Ponieważ historię znałem wcześniej z jakiegoś z kanałów Discovery to zachowania ludzkie tak mnie nie szokowały i widziałem sam film, który jest po prostu mocno przeciętny. Na uwagę zasługuje tu jedynie aktorstwo Catherine Keener, która była przekonująca.
Natomiast ja nie znałem żadnych historii, ani nie oglądałem żadnych dokumentów w tym temacie. Muszę napisać, że film jest bardzo mocny, a widziałem już nie jedno paskudztwo. Ellen Page zagrała świetnie i myślę, że kiedyś będzie na prawdę wielką aktorką...
Tak jak powiedziałeś jest mocny i dlatego wbija się pewnie w głowę. Ale jak to odrzucisz to wiele nie zostaje. A gra Page jest jak dla mnie w porównaniu z tym co widziałem w Juno czy Incepcji taka sobie.
Film niestety lipa straszna, przewinąłem pół filmu, wieje nudą. Zero brutalności, każda tortura nad Sylvią nie jest pokazana bezpośrednio tylko jak w jakiejś bajce dla dzieci.

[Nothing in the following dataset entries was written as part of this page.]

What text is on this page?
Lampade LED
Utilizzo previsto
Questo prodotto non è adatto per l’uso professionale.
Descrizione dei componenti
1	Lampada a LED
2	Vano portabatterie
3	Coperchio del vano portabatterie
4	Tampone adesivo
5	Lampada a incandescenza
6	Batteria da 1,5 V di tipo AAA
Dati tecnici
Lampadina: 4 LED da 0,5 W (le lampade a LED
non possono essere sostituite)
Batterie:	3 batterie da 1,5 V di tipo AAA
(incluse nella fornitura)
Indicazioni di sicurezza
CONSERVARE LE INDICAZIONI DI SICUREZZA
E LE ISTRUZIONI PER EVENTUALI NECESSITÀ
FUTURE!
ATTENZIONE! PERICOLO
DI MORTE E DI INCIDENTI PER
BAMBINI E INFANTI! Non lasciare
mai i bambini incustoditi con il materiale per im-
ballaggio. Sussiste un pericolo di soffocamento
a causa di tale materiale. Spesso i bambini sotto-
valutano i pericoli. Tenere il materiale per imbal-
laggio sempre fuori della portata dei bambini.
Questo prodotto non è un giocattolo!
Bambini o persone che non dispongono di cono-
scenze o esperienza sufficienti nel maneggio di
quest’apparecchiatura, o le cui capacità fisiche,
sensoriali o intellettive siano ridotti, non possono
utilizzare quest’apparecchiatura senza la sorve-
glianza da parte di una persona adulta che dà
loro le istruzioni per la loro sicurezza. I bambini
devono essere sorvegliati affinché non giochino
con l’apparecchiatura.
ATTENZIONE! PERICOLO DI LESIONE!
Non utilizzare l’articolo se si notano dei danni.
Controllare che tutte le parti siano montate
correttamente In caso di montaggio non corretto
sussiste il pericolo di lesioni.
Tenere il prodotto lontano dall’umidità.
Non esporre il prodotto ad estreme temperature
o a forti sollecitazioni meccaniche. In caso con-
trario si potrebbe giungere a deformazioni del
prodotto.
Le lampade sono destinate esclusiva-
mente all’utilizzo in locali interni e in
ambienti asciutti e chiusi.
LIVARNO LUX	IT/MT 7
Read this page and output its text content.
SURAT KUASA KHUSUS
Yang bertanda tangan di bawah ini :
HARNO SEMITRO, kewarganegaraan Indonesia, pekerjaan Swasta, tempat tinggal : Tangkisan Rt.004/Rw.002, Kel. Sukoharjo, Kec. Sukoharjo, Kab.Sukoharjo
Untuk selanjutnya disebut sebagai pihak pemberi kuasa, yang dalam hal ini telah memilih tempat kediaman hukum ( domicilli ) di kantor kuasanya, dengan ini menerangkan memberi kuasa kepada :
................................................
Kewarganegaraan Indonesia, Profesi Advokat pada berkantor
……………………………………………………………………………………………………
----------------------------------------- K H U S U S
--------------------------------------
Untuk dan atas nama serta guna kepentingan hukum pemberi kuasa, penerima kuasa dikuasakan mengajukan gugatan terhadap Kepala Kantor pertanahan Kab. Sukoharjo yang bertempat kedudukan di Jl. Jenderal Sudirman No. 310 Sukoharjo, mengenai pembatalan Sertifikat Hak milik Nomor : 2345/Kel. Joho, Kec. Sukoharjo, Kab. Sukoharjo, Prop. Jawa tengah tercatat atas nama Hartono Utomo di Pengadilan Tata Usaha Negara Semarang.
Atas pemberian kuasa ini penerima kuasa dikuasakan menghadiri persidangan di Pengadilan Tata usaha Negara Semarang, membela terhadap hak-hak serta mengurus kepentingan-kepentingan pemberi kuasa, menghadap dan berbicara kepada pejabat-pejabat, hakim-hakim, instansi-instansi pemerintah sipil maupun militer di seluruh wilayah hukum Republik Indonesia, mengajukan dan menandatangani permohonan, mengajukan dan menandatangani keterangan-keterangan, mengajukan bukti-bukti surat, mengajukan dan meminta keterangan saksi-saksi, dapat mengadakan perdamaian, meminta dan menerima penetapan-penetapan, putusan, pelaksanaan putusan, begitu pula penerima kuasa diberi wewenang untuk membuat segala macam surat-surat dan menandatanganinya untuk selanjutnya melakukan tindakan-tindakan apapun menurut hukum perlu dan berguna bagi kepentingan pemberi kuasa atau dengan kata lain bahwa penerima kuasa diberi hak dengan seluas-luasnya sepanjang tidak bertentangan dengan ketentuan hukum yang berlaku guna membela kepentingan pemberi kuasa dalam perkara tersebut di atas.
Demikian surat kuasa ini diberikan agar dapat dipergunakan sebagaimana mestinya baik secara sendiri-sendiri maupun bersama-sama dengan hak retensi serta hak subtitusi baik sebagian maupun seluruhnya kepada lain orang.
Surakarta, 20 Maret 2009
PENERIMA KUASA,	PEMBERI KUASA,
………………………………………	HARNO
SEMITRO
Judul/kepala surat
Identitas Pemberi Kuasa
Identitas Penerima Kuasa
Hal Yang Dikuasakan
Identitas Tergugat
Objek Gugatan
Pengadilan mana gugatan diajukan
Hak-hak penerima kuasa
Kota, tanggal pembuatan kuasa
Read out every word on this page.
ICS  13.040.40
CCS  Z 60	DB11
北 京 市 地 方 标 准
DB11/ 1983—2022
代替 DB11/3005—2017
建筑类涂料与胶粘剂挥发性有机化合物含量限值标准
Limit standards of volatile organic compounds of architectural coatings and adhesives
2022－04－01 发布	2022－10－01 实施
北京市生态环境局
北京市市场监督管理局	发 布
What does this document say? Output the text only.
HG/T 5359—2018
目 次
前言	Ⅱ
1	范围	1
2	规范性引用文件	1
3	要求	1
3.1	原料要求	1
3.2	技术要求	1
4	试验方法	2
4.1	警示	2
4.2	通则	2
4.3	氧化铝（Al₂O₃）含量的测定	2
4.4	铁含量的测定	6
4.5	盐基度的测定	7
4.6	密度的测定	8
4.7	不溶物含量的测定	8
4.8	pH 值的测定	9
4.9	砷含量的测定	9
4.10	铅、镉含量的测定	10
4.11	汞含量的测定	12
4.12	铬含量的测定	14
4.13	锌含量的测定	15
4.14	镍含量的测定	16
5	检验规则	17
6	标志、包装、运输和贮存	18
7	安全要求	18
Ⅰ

Film jest nierealistyczny do granic możliwości. Siostra Sylvii nie poszła na policje, bo się bała Gertrude, tak samo jej córki oraz nerd w okularach. Wszyscy się bali schorowanej astmatyczki. Zadzwoniła do rodziców i zamiast normalnie powiedzieć o co chodzi to stwierdziła że musi iść, bo patrzą się na nią inne dzieciaki. Niesamowity powód do kończenia rozmowy z rodzicami, których się nie widziało miesiąc czy dwa. Szczególnie w wieku młodzieńczym gdzie jednak jest się bardzo przywiązanym do ojca i matki. Super scenariusz, geniusz po prostu. Jak dla mnie komedia, 5/10. Gertrude nie najgorsza gra aktorska oraz młoda, rozkręcająca się Page jakoś wyratowały ocenę na te 5 punktów. Co do Page to jednak jeden z Jej słabszych filmów. Ona wg mnie nie nadaje się do grania roli cierpiętnicy fizycznej zdanej na pastwę losu. Zdecydowanie lepiej sprawdza się w rolach o podłożu psychologicznym jak Smart People, Juno czy Incepcja.